Let us start by simply displaying the data of Table 7.11 "A Hypothetical Loss Triangle: Claim Payments by Accident and Development Years ($ Thousand)" in a graphical form in Figure 7.3 "Paid Claims (in Thousands of Dollars) by Development Year". The green dots describe the original data points (the paid claims on the vertical axis and the development years on the horizontal axis). To show the general pattern, we added a line that represents the averages for each development year. We see that claim payments in this line of business tend to increase, reach a peak after a few years, then decline slowly over time and have a narrow “tail” (that is, small amounts are to be paid in the far future).

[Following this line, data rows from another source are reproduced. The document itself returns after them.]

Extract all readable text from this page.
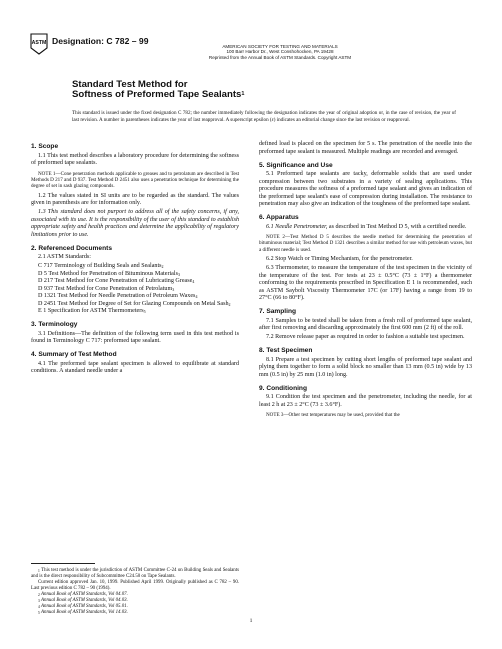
ASTM Designation: C 782 – 99
AMERICAN SOCIETY FOR TESTING AND MATERIALS
100 Barr Harbor Dr., West Conshohocken, PA 19428
Reprinted from the Annual Book of ASTM Standards. Copyright ASTM
Standard Test Method for
Softness of Preformed Tape Sealants$^1$
This standard is issued under the fixed designation C 782; the number immediately following the designation indicates the year of original adoption or, in the case of revision, the year of last revision. A number in parentheses indicates the year of last reapproval. A superscript epsilon (ε) indicates an editorial change since the last revision or reapproval.
1. Scope

1.1 This test method describes a laboratory procedure for determining the softness of preformed tape sealants.

NOTE 1—Cone penetration methods applicable to greases and to petrolatum are described in Test Methods D 217 and D 937. Test Method D 2451 also uses a penetration technique for determining the degree of set in sash glazing compounds.

1.2 The values stated in SI units are to be regarded as the standard. The values given in parenthesis are for information only.

1.3 This standard does not purport to address all of the safety concerns, if any, associated with its use. It is the responsibility of the user of this standard to establish appropriate safety and health practices and determine the applicability of regulatory limitations prior to use.

2. Referenced Documents

2.1 ASTM Standards:

C 717 Terminology of Building Seals and Sealants$^2$
D 5 Test Method for Penetration of Bituminous Materials$^3$
D 217 Test Method for Cone Penetration of Lubricating Grease$^4$
D 937 Test Method for Cone Penetration of Petrolatum$^3$
D 1321 Test Method for Needle Penetration of Petroleum Waxes$^4$
D 2451 Test Method for Degree of Set for Glazing Compounds on Metal Sash$^2$
E 1 Specification for ASTM Thermometers$^5$
3. Terminology

3.1 Definitions—The definition of the following term used in this test method is found in Terminology C 717: preformed tape sealant.

4. Summary of Test Method

4.1 The preformed tape sealant specimen is allowed to equilibrate at standard conditions. A standard needle under a

$^1$ This test method is under the jurisdiction of ASTM Committee C-24 on Building Seals and Sealants and is the direct responsibility of Subcommittee C24.50 on Tape Sealants.

Current edition approved Jan. 10, 1999. Published April 1999. Originally published as C 782 – 90. Last previous edition C 782 – 90 (1994).

$^2$ Annual Book of ASTM Standards, Vol 04.07.

$^3$ Annual Book of ASTM Standards, Vol 04.03.

$^4$ Annual Book of ASTM Standards, Vol 05.01.

$^5$ Annual Book of ASTM Standards, Vol 14.03.

defined load is placed on the specimen for 5 s. The penetration of the needle into the preformed tape sealant is measured. Multiple readings are recorded and averaged.

5. Significance and Use

5.1 Preformed tape sealants are tacky, deformable solids that are used under compression between two substrates in a variety of sealing applications. This procedure measures the softness of a preformed tape sealant and gives an indication of the preformed tape sealant's ease of compression during installation. The resistance to penetration may also give an indication of the toughness of the preformed tape sealant.

6. Apparatus

6.1 Needle Penetrometer, as described in Test Method D 5, with a certified needle.

NOTE 2—Test Method D 5 describes the needle method for determining the penetration of bituminous material; Test Method D 1321 describes a similar method for use with petroleum waxes, but a different needle is used.

6.2 Stop Watch or Timing Mechanism, for the penetrometer.

6.3 Thermometer, to measure the temperature of the test specimen in the vicinity of the temperature of the test. For tests at 23 ± 0.5°C (73 ± 1°F) a thermometer conforming to the requirements prescribed in Specification E 1 is recommended, such as ASTM Saybolt Viscosity Thermometer 17C (or 17F) having a range from 19 to 27°C (66 to 80°F).

7. Sampling

7.1 Samples to be tested shall be taken from a fresh roll of preformed tape sealant, after first removing and discarding approximately the first 600 mm (2 ft) of the roll.

7.2 Remove release paper as required in order to fashion a suitable test specimen.

8. Test Specimen

8.1 Prepare a test specimen by cutting short lengths of preformed tape sealant and plying them together to form a solid block no smaller than 13 mm (0.5 in) wide by 13 mm (0.5 in) by 25 mm (1.0 in) long.

9. Conditioning

9.1 Condition the test specimen and the penetrometer, including the needle, for at least 2 h at 23 ± 2°C (73 ± 3.6°F).

NOTE 3—Other test temperatures may be used, provided that the
1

Figure 7.3 Paid Claims (in Thousands of Dollars) by Development Year
We can immediately see that the entire claims triangle can be analyzed in a completely different way: by fitting a curve through the points. One of these tools to enable this could be regression analysis. Such a tool can give us a better understanding of the hidden pattern than does the chain ladder method. We see that the particular curve in our case is nonlinear, meaning that we need more than two parameters to describe it mathematically. Four parameters will probably suffice to give a mathematical function that will describe the pattern of Figure 7.3 "Paid Claims (in Thousands of Dollars) by Development Year". The use of such methods can reach a level of sophistication that goes beyond the scope of this book. It is sufficient to say that we can get an excellent mathematical description of the pattern with the use of only four to six parameters (factors). This can be measured by a variety of statistical indicators. The coefficient of correlation for such a mathematical formula is above 95 percent, and the parameters are statistically significant.

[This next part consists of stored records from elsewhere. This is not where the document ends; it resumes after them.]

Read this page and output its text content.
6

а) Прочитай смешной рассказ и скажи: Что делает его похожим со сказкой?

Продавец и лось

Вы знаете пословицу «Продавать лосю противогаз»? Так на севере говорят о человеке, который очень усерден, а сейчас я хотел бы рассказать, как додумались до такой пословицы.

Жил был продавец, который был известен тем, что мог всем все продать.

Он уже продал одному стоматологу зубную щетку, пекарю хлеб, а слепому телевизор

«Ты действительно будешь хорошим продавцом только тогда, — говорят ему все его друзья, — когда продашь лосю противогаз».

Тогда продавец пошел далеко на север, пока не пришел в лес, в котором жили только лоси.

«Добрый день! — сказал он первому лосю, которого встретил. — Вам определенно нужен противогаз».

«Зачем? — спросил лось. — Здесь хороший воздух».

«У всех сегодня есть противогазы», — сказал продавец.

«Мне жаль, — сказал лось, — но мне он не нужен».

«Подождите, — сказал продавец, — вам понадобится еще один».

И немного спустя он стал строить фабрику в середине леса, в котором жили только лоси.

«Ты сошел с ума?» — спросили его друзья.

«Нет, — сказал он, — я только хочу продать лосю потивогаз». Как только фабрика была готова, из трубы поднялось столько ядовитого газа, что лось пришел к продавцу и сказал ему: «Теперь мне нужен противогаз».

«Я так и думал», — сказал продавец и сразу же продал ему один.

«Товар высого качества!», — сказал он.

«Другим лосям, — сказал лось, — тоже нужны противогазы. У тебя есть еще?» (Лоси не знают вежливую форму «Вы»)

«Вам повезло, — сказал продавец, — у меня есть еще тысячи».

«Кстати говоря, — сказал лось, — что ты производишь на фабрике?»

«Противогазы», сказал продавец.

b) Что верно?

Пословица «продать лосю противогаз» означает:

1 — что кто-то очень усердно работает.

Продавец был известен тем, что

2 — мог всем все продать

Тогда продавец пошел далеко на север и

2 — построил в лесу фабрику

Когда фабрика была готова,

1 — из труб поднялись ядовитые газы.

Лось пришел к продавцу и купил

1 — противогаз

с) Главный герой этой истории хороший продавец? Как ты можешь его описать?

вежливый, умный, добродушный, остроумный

Such an approach is simpler and more general than any chain ladder model. It can be used to forecast beyond the horizon, it can be statistically tested and validated, and it can give a good idea about the level of error that may be expected. When a model is based on a few parameters only, it becomes more “tolerant” to deviations: it is clear that the next period payment will differ from the forecast, but it will not force us to change the model. From the actuary’s point of view, claim payments are stochastic variables and should never be regarded as a deterministic process, so why use a deterministic chain ladder analysis?
It is highly recommended, and actually essential, to base the analysis on a noncumulative claims triangle. The statistical analysis does not offer good tools for cumulative figures; we do not know their underlying statistical processes, and therefore, we cannot offer good statistical significance tests. The statistical analysis that is based on the current, noncumulative claim figures is very sensitive and can easily detect turning points and changing patterns.

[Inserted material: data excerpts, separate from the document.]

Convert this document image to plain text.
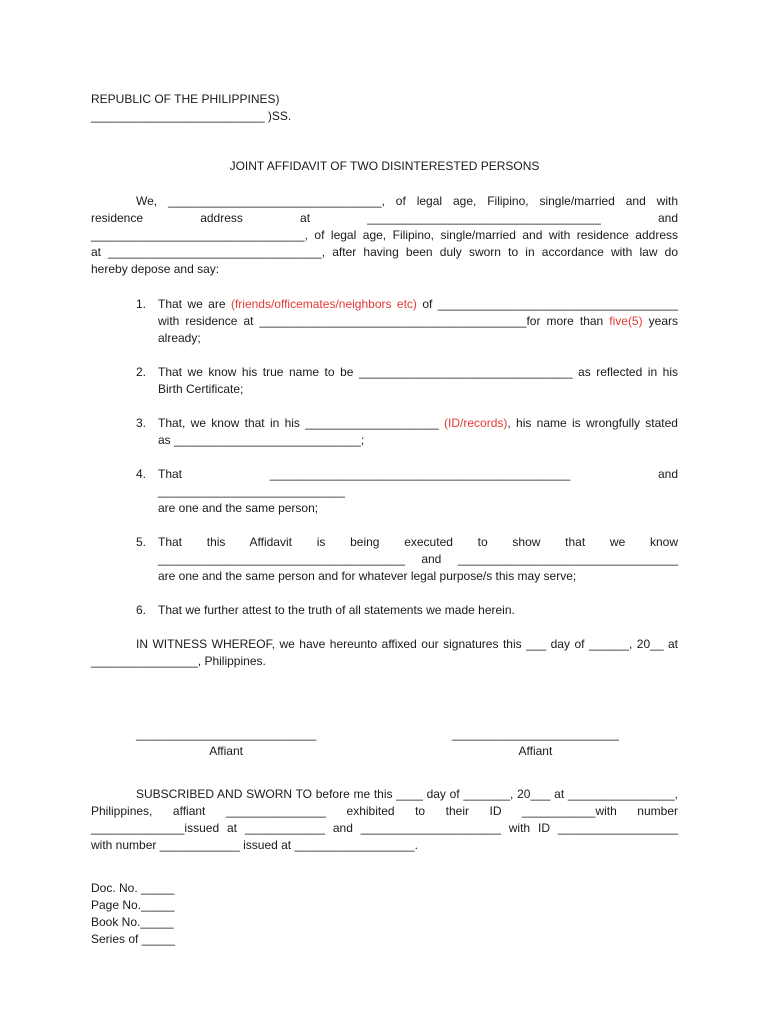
REPUBLIC OF THE PHILIPPINES)
__________________________ )SS.
JOINT AFFIDAVIT OF TWO DISINTERESTED PERSONS
We, ________________________________, of legal age, Filipino, single/married and with
residence	address	at	___________________________________	and
________________________________, of legal age, Filipino, single/married and with residence address
at ________________________________, after having been duly sworn to in accordance with law do
hereby depose and say:
1. That we are (friends/officemates/neighbors etc) of ____________________________________
with residence at ________________________________________for more than five(5) years
already;
2. That we know his true name to be ________________________________ as reflected in his
Birth Certificate;
3. That, we know that in his ____________________ (ID/records), his name is wrongfully stated
as ____________________________;
4. That _____________________________________________ and ____________________________
are one and the same person;
5. That this Affidavit is being executed to show that we know
_____________________________________ and _________________________________
are one and the same person and for whatever legal purpose/s this may serve;
6. That we further attest to the truth of all statements we made herein.
IN WITNESS WHEREOF, we have hereunto affixed our signatures this ___ day of ______, 20__ at
________________, Philippines.
___________________________
Affiant
_________________________
Affiant
SUBSCRIBED AND SWORN TO before me this ____ day of _______, 20___ at ________________,
Philippines, affiant _______________ exhibited to their ID ___________with number
______________issued at ____________ and _____________________ with ID __________________
with number ____________ issued at __________________.
Doc. No. _____
Page No._____
Book No._____
Series of _____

One last point should be mentioned. The key to regression analysis is the analysis of the residuals, that is, the differences between the observed claims and the figures that are estimated by the model. The residuals must be spread randomly around the forecasted, modeled, figures. If they are not randomly spread, the model can be improved. In other words, the residuals are the compass that guides the actuary in finding the best model. Traditional actuarial analyses based on chain ladder models regard variability as a corrupt element and strive to get rid of the deviations to arrive at a deterministic forecast. By doing so, actuaries throw away the only real information in the data and base the analysis on the noninformative part alone! Sometimes the fluctuations are very large, and the insurance company is working in a very uncertain, almost chaotic claims environment. If the actuary finds that this is the case, it will be important information for the managers and should not be hidden or replaced by a deterministic, but meaningless, forecast.